Die Bahn kommt einfach nicht aus den roten Zahlen. Der Personenverkehr reißt im ersten Halbjahr ein Milliardenloch in die Bilanz. Jetzt kommen noch die Flutschäden und drohende Streiks hinzu. Die Schulden steigen auf 30 Milliarden Euro.
Geldvernichter: Die Bahn ließ während der Pandemie einen Großteil ihrer Personenzüge weiterfahren - und machte allein mit dieser Sparte mehr als eine Milliarde Euro Verlust

Geldvernichter: Die Bahn ließ während der Pandemie einen Großteil ihrer Personenzüge weiterfahren - und machte allein mit dieser Sparte mehr als eine Milliarde Euro Verlust

Foto: Johannes Simon/ Getty Images

Die Deutsche Bahn kommt in der Corona-Krise nicht aus den roten Zahlen. In den ersten sechs Monaten des Jahres steht unter dem Strich ein Minus von mehr als 1,4 Milliarden Euro, berichtet die Nachrichtenagentur Reuters am Mittwoch mit Verweis auf Konzerndokumente. Offiziell will die Bahn die Zahlen am Donnerstag vorstellen.

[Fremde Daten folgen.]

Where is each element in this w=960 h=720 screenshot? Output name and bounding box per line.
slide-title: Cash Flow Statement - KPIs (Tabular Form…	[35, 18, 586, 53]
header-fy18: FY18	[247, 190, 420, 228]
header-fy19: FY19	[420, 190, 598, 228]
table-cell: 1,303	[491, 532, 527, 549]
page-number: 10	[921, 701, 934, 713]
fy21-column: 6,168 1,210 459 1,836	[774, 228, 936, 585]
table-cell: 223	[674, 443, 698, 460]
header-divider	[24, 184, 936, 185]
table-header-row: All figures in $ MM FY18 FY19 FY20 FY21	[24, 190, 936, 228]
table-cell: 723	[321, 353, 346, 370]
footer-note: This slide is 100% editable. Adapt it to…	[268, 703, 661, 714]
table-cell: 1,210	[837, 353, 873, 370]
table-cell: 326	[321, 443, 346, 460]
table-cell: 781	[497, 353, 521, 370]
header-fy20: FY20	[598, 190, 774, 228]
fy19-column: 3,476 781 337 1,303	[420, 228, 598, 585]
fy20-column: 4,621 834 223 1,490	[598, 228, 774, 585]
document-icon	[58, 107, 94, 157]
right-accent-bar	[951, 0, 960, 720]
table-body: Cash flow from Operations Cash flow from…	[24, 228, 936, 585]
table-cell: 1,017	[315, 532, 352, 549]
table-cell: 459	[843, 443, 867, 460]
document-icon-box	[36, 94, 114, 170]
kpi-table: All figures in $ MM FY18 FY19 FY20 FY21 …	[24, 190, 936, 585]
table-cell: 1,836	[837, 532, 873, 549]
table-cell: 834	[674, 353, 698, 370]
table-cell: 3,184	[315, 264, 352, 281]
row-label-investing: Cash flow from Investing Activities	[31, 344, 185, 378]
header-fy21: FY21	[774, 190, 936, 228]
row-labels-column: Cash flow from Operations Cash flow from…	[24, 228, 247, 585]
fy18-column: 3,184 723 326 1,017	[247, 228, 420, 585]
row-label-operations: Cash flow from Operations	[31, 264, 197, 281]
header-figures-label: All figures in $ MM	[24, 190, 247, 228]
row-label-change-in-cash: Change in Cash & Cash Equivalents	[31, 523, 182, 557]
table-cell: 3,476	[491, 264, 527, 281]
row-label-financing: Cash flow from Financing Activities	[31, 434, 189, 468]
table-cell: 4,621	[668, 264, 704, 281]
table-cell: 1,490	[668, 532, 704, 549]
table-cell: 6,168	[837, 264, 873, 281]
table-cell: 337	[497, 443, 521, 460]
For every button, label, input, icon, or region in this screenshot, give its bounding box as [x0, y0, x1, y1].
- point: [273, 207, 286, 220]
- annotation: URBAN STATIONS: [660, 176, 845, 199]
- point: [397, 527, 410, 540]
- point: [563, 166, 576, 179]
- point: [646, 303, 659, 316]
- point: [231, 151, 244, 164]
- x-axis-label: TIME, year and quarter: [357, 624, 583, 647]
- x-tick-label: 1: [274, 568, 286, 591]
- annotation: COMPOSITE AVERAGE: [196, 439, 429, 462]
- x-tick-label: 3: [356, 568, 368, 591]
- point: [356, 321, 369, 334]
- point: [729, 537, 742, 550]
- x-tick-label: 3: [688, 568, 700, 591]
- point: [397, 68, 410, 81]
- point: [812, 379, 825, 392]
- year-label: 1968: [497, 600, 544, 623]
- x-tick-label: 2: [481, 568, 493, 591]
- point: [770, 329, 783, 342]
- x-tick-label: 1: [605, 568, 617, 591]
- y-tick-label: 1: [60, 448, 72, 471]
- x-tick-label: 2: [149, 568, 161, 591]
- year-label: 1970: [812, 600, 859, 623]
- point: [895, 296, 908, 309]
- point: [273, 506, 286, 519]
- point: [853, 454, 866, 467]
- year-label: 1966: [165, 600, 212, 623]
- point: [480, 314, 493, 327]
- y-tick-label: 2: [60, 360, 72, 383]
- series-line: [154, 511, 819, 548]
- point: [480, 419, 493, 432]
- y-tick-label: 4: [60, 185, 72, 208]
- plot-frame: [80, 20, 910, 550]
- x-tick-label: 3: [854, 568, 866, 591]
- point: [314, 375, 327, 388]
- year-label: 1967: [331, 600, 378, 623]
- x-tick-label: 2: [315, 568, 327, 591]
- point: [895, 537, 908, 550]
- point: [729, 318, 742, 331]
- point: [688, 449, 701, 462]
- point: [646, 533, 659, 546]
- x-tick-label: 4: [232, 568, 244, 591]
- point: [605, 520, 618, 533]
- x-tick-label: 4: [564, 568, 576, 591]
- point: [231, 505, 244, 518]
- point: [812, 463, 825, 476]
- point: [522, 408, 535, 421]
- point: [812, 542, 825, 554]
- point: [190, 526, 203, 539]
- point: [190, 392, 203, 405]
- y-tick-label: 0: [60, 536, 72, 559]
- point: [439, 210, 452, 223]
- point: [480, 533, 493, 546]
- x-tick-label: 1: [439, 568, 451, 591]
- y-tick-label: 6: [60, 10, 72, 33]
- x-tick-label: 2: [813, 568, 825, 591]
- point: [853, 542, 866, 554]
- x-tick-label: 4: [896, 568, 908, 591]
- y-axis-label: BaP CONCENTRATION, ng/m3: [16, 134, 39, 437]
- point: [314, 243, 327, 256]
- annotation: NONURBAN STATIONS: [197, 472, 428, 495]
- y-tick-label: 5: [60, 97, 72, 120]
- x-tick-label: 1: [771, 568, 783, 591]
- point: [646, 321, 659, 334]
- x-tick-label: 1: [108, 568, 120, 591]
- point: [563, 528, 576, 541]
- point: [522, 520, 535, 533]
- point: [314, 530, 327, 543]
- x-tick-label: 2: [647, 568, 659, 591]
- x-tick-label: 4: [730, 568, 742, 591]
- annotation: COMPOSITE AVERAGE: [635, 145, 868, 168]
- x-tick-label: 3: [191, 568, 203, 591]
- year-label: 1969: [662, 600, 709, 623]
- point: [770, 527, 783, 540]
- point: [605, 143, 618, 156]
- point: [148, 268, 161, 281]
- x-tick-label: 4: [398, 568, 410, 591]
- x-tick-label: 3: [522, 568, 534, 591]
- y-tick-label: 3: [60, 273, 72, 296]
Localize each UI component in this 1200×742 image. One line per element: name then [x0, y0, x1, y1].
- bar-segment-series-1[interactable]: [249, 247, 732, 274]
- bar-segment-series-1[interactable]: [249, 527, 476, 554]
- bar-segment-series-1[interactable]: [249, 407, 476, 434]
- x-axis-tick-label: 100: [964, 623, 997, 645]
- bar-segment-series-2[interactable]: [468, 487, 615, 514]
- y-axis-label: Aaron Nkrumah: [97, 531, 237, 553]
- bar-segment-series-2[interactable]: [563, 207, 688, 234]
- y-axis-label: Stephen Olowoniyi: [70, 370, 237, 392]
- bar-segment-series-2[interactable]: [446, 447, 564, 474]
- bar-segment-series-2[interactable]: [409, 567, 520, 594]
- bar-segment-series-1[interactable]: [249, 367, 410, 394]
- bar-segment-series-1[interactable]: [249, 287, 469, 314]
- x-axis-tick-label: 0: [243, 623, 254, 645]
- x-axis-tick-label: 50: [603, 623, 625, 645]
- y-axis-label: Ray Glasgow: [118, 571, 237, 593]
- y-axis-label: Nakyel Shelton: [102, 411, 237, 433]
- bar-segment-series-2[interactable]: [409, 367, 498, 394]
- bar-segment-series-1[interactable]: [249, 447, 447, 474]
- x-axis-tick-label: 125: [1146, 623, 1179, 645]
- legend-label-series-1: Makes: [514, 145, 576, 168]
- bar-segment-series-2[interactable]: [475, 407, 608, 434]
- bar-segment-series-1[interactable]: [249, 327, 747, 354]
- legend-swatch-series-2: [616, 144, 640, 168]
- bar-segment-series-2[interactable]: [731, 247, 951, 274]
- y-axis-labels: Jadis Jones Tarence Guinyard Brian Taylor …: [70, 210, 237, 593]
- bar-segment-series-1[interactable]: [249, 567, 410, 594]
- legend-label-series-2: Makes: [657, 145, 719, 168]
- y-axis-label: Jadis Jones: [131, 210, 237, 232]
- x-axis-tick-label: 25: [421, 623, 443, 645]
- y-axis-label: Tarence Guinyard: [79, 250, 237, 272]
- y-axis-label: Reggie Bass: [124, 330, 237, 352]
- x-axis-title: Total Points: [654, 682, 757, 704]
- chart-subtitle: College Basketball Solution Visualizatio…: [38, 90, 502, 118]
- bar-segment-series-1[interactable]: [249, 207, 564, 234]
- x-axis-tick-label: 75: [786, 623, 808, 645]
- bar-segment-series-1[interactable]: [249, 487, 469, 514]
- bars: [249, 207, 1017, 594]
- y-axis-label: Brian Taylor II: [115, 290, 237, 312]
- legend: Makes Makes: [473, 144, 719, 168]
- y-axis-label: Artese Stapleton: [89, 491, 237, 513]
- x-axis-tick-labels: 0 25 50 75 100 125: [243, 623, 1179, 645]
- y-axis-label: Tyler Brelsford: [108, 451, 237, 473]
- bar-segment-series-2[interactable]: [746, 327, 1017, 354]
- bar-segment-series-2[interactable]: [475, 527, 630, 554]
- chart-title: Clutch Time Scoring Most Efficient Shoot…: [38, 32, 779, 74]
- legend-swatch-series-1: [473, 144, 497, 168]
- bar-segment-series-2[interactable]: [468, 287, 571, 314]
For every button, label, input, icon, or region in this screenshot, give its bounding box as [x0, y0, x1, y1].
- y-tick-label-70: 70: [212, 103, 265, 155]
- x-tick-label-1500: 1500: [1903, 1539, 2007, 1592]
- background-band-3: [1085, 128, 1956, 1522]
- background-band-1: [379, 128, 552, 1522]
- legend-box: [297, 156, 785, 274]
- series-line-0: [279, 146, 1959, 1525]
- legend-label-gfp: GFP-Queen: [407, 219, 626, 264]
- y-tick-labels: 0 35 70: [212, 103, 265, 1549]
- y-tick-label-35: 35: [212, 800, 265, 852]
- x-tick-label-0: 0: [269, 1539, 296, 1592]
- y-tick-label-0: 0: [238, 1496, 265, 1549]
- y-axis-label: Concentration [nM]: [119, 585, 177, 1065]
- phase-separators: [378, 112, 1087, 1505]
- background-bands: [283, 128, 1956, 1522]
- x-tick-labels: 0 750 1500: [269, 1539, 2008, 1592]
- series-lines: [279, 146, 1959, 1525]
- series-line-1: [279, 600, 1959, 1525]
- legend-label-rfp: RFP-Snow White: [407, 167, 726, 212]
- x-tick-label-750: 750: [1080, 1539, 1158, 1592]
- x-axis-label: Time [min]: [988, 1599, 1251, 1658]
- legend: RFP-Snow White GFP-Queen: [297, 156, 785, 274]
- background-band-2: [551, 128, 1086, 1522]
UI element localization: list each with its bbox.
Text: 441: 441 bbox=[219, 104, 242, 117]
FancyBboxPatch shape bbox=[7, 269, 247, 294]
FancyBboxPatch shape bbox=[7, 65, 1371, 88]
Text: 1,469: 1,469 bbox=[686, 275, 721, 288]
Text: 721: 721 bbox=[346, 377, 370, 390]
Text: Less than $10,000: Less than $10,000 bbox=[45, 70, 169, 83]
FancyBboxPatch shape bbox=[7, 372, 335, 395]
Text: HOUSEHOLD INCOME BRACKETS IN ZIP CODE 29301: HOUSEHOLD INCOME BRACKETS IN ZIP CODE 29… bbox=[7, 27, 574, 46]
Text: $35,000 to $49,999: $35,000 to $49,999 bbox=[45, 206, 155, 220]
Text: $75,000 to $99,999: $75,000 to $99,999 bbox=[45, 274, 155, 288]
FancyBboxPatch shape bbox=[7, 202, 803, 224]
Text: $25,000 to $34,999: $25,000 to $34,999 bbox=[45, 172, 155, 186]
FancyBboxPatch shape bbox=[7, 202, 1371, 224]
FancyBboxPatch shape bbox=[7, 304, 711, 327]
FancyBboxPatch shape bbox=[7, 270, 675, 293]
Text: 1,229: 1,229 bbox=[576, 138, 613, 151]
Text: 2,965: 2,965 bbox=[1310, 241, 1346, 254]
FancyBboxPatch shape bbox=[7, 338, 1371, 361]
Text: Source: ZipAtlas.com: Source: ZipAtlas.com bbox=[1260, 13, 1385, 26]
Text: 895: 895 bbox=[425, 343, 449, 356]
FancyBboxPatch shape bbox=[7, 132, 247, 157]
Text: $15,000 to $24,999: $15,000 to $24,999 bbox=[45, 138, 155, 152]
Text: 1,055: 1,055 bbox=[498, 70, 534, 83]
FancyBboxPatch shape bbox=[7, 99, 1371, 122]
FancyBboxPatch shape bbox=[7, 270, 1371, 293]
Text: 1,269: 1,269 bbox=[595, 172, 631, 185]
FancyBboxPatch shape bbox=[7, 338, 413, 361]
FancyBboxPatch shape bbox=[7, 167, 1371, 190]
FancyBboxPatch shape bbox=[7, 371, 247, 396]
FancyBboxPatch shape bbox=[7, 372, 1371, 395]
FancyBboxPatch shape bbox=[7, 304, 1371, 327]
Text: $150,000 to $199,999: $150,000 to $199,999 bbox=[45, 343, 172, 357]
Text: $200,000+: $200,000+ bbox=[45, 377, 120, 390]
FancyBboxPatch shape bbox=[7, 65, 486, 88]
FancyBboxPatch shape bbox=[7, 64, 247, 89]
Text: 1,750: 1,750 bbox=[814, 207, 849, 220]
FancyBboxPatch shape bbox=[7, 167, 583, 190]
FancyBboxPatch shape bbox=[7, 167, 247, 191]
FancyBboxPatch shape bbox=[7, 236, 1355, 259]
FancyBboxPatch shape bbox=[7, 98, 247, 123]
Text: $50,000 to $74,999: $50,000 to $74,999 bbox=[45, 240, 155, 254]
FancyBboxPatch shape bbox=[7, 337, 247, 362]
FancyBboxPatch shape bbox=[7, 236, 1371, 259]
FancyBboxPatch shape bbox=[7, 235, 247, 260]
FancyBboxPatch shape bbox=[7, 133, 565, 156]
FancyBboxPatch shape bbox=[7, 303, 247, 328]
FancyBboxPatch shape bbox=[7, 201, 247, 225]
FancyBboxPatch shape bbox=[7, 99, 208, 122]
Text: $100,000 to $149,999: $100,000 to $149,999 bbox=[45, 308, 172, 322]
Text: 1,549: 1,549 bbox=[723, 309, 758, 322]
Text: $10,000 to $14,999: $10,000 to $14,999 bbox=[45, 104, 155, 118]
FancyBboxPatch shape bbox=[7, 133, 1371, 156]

Nach den Angaben von Reuters ist vor allem der Fernverkehr mit ICE und IC für den Verlust verantwortlich. Hier habe sich ausgewirkt, dass die Bahn in der Pandemie ihre Züge auch auf Wunsch des Bundes ohne große Einschränkungen weiterfahren ließ. Die Auslastung der Züge lag zeitweise nur bei 20 Prozent, davor waren es mehr als 50 Prozent. Den Corona-Effekt auf den Umsatz der Sparte bezifferte das Unternehmen in den Unterlagen auf etwa 430 Millionen.

Töchter mildern Konzernverlust

Unter dem Strich stand allein im Fernverkehr ein Betriebsverlust von mehr als 1,1 Milliarden Euro. In diesem Ergebnis (Ebit) sind Zinszahlungen auf Kredite sowie Steuern noch nicht berücksichtigt. Dass der Betriebsverlust (Ebit) im Gesamtkonzern mit 975 Millionen Euro nur etwa halb so hoch wie im Vorjahreszeitraum ausfiel, war anderen Töchtern zu verdanken: Die weltweite Spedition Schenker machte deutlich mehr Gewinn und auch das Schienennetz verzeichnete ein Plus. Obwohl die angeschlagene Güterbahn DB Cargo noch gut 200 Millionen Euro Verlust einfuhr, war dies eine klare Verbesserung gegenüber 2020. Sie profitiert von neuer Nachfrage, da immer mehr Unternehmen Waren klimafreundlich transportieren lassen wollen.

Diese Effekte insgesamt spiegelten sich auch im Konzernumsatz, der den Unterlagen zufolge mit rund 21,8 Milliarden Euro mehr als zehn Prozent höher lag als im Vorjahreszeitraum. Nach bisherigen Angaben rechnet die Bahn für das Gesamtjahr 2021 mit einem Umsatz von 41 Milliarden sowie einem Betriebsverlust von zwei Milliarden Euro.

Das liegt nicht nur an Corona, die Lage bei der Deutschen Bahn war auch schon vor der Pandemie kritisch. Material- und Personalmangel drückten auf die Pünktlichkeit besonders im Fern-, aber auch im Güterverkehr. Die Schulden liegen inzwischen um die 30-Milliarden-Euro-Grenze und der Konzern braucht weitere Hilfe vom Eigentümer Staat. Als Corona-Hilfe und aus dem Klimapaket hatte die Bundesregierung mehr als zehn Milliarden Euro in Aussicht gestellt. Wegen möglicher Benachteiligung von Bahn-Konkurrenten ist die EU-Kommission allerdings zögerlich mit der Genehmigung.